“Students – you’re brighter than that, you don’t need to do it,” Steve West, vice chancellor of the University of the West of England reminds students.
He warned that using AI to create essays would be an “assessment offence.”
For example, a Midwestern high school senior told the Washington Post that he used the chatbot for two homework assignments: a computer science quiz and a coding assignment.
A Twitter user reportedly used the chatbot to take an SAT exam.
West’s opinion is not an isolated one. A University of Bristol spokesperson told BBC: “ChatGPT’s unauthorised use, like that of other chatbots or artificial intelligence software, would be considered a form of cheating under our assessment regulations.”
Others are taking it one step further and feel AI tools should be banned in schools. One representative from Seattle Public Schools shared that the district banned ChatGPT from all school devices.
“Like all school districts, Seattle Public Schools do not allow cheating and require original thought and work from students,” the representative told Geekwire.
So much controversy and so much hype — but can ChatGPT write essays better than university students?
Artificial intelligence chatbots vs. university students
What can artificial intelligence like ChatGPT do?
What makes this chatbot unique is its ability to learn quickly.
It is “fed” hundreds of billions of words in the form of books, conversations and web articles based on a model known as a large language model.
ChatGPT’s ability to produce entire sentences comes from its “learnings” of the model — making it a powerful tool that anyone can ask to do basically everything, from translation to writing essays.

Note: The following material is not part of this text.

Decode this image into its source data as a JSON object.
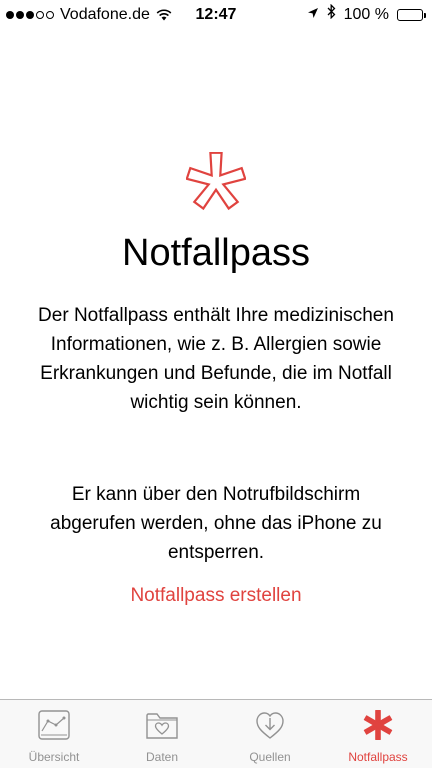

To use this chatbot, follow these four simple steps:
- Click here to go to their website
- Create a free account
- Type in a question
- Wait for a response
Do note that the servers might be down when there is a huge amount of users on the website.
Using the artificial intelligence chatbot on your previous homework
A former University of Bristol student experimented using ChatGPT to answer an old essay question he completed.

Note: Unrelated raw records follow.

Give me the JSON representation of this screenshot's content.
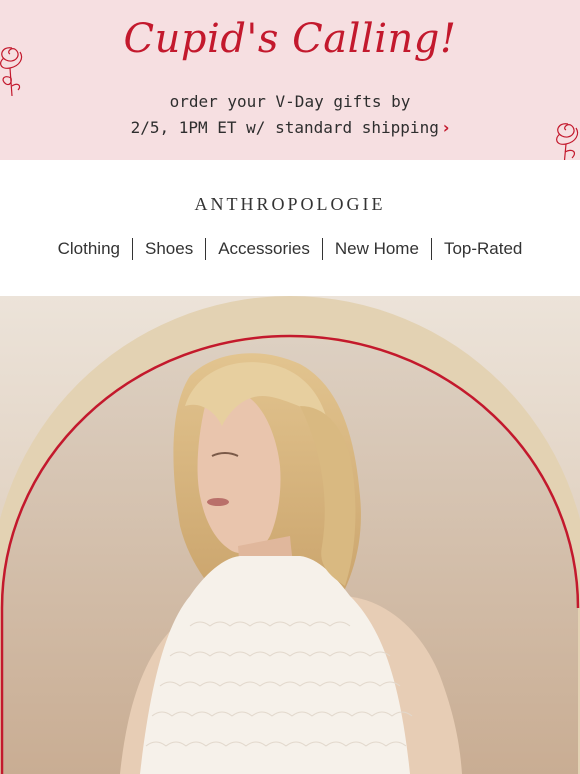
{
  "promo": {
    "title": "Cupid's Calling!",
    "line1": "order your V-Day gifts by",
    "line2": "2/5, 1PM ET w/ standard shipping",
    "chevron": "›",
    "accent_color": "#c3192d",
    "background": "#f6dfe1"
  },
  "brand": {
    "name": "ANTHROPOLOGIE"
  },
  "nav": {
    "items": [
      {
        "label": "Clothing"
      },
      {
        "label": "Shoes"
      },
      {
        "label": "Accessories"
      },
      {
        "label": "New Home"
      },
      {
        "label": "Top-Rated"
      }
    ]
  },
  "hero": {
    "arch_color": "#c3192d",
    "icons": [
      "rose-icon"
    ]
  }
}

Pieter Snepvangers reportedly asked the bot 10 questions and received a 3,500-word essay, which he then spent 10 minutes formatting for the experiment.
His original score on the essay was 65% when he first wrote it. With ChatGPT? His essay scored 53% just 12 marks off his initial grade.
“I got 65% and it took two weeks when I did it. ChatGPT was 12 marks off — that’s scary,” said Pieter Snepvangers.
Snepvangers’s essay was graded at 53% by one of his former lecturers, who was fully aware it had been created using artificial intelligence.
“ChatGPT didn’t produce in-text referencing, but my lecturer said if I had done that it would have scored a high 2:2 or a 2:1,” said Snepvangers.
“He [his lecturer] said the English was convincing, but it often danced around answering the actual question.”
Comparing AI and student work side by side exposed one of the big differences between the two.
Machines – computers in the case of ChatGPT – produce output that is perfect. And even if there are defects in production, those marks are likely to be identical across all of the output.
Academics have pointed out perfect spelling, and the absence of grammatical errors as a clear tell that students are using generative AI.
His lecturer also told BBC four out of 33 essays handed in for one module this year “looked fishy from an AI perspective.”
“Don’t take the chance,” West reiterates.